Ecological Indicators (Jul 2025)
Spatiotemporal evolutionary patterns and influencing factors of urban carbon emissions in China
Abstract
Exploring the spatial and temporal evolution of urban carbon emissions in China and revealing their influencing factors is significant for formulating differentiated carbon emission reduction strategies and further promoting urban sustainability. This research initially used the Gradient Boost Regression Tree (GBRT) model to construct the urban carbon emission dataset from 1992 to 2021. On this basis, local Moran’s index, Social Network Analysis (SNA), and the Multiscale Geographically Weighted Regression (MGWR) model were employed to analyze spatial–temporal evolution patterns and influencing factors of urban carbon emissions.

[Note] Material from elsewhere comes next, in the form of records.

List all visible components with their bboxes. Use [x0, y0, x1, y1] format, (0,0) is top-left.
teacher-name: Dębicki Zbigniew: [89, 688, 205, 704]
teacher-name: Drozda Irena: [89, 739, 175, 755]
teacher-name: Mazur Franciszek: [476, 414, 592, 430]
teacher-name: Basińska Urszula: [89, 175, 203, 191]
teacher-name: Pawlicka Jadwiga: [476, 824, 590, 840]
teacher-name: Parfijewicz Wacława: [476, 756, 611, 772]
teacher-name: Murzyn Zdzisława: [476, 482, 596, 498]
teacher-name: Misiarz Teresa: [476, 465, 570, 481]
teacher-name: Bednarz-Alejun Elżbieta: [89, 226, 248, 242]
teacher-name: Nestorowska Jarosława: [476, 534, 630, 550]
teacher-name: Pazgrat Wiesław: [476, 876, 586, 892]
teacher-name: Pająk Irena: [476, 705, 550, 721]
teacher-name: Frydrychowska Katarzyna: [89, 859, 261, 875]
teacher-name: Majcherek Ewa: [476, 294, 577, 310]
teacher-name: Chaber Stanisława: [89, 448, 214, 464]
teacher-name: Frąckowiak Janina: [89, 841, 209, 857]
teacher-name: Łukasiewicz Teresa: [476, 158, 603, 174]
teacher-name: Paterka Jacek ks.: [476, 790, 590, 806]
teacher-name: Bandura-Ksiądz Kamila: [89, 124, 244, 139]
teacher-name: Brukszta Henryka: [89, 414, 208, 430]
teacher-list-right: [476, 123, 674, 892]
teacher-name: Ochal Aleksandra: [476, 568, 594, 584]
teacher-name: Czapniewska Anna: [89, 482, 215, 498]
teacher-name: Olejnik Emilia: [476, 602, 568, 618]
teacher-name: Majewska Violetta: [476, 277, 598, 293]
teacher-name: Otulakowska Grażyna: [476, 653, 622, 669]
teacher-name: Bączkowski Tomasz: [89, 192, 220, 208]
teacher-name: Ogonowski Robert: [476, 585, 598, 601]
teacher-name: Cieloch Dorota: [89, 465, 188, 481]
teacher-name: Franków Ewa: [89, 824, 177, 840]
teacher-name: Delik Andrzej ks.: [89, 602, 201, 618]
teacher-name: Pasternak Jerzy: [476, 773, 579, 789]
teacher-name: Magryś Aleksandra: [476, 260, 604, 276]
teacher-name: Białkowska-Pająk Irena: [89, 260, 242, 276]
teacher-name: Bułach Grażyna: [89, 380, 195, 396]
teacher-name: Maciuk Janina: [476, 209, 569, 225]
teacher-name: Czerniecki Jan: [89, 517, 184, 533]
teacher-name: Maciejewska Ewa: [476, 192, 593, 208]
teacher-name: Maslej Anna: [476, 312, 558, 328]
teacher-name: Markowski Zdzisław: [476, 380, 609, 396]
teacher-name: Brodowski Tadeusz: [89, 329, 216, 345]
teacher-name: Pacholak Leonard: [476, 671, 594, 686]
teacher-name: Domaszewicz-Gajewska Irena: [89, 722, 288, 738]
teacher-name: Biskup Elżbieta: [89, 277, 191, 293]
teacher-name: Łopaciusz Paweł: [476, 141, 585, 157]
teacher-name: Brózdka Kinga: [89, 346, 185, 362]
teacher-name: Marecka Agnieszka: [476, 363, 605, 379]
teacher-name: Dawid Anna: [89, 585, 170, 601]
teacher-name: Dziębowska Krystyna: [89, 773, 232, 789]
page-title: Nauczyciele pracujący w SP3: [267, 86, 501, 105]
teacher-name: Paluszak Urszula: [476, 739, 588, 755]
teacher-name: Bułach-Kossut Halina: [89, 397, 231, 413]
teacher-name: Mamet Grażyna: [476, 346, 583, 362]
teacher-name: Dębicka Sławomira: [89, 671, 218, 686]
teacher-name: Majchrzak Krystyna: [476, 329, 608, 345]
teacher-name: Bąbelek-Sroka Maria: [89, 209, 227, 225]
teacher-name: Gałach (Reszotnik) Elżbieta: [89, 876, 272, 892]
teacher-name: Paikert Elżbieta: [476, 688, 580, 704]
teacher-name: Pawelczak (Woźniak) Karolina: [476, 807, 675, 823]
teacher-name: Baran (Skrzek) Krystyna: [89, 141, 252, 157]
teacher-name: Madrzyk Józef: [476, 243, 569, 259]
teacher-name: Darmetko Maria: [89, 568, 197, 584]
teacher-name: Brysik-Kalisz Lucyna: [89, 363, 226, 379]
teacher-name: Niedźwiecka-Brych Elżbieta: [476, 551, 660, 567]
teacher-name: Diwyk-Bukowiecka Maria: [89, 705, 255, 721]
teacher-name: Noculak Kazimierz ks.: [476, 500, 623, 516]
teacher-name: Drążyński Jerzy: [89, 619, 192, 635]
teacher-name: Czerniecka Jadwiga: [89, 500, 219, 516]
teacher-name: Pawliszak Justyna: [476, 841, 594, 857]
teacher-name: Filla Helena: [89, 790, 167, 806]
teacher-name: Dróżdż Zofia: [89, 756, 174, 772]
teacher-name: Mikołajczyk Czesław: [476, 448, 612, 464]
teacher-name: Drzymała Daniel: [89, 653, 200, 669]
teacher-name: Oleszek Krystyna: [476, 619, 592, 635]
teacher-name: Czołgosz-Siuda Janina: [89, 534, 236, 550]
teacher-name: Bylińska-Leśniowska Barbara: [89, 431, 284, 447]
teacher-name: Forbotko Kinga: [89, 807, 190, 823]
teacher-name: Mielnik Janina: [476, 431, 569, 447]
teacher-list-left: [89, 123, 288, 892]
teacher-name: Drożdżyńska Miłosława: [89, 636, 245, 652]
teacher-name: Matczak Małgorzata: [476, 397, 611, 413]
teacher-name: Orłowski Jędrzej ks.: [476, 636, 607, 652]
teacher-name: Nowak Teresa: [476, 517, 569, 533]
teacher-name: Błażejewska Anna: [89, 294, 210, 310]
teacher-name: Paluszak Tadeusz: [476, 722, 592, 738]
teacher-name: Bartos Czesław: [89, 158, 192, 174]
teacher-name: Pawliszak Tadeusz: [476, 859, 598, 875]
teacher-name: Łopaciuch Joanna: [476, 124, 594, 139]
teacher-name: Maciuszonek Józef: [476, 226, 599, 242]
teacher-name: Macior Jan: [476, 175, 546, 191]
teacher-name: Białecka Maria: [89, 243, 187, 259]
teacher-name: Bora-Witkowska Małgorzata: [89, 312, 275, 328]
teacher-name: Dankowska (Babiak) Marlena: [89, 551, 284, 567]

Additionally, a novel method ranking the importance of nodes based on the Global Average Structural Entropy (GASE) model was proposed to evaluate the influence of nodes in the urban carbon emissions network. The results show that the GBRT model exhibited stronger generalization ability and higher accuracy in estimating urban carbon emissions compared to other regression models. Urban carbon emissions had a significant positive spatial correlation, and the level of spatial aggregation underwent an initial increase, followed by a decrease, and finally, it reached a stable state. Furthermore, the proportion of the ring length (the count of edges within the ring structure) of 2 increased as the density and stability of urban carbon emissions network structures increased. Moreover, the newly proposed GASE model demonstrates superior discrimination and stability in the ranking of node importance. The nodes with high influence in the carbon emissions network were primarily distributed in the Yangtze River Delta (YRD), Pearl River Delta (PRD), Beijing-Tianjin-Hebei (BTH), and some provincial capitals. Lastly, Normalized Difference Vegetation Index (NDVI), ratio of Ecological Functional Area (EF), ratio of Urban and Artificial Facilities Functional Area (UAF), and NightTime Light (NTL) progressively enhanced the promotion of urban carbon emissions, while Relief Degree of Land Surface (RDLS) contributed to a gradual reduction in the inhibition of urban carbon emissions. In contrast, the Industrial Structure (IS) variable and Temperature (Temp) exerted an increasing inhibitory effect on urban carbon emissions, and there was significant spatial heterogeneity among all urban carbon emissions influencing factors.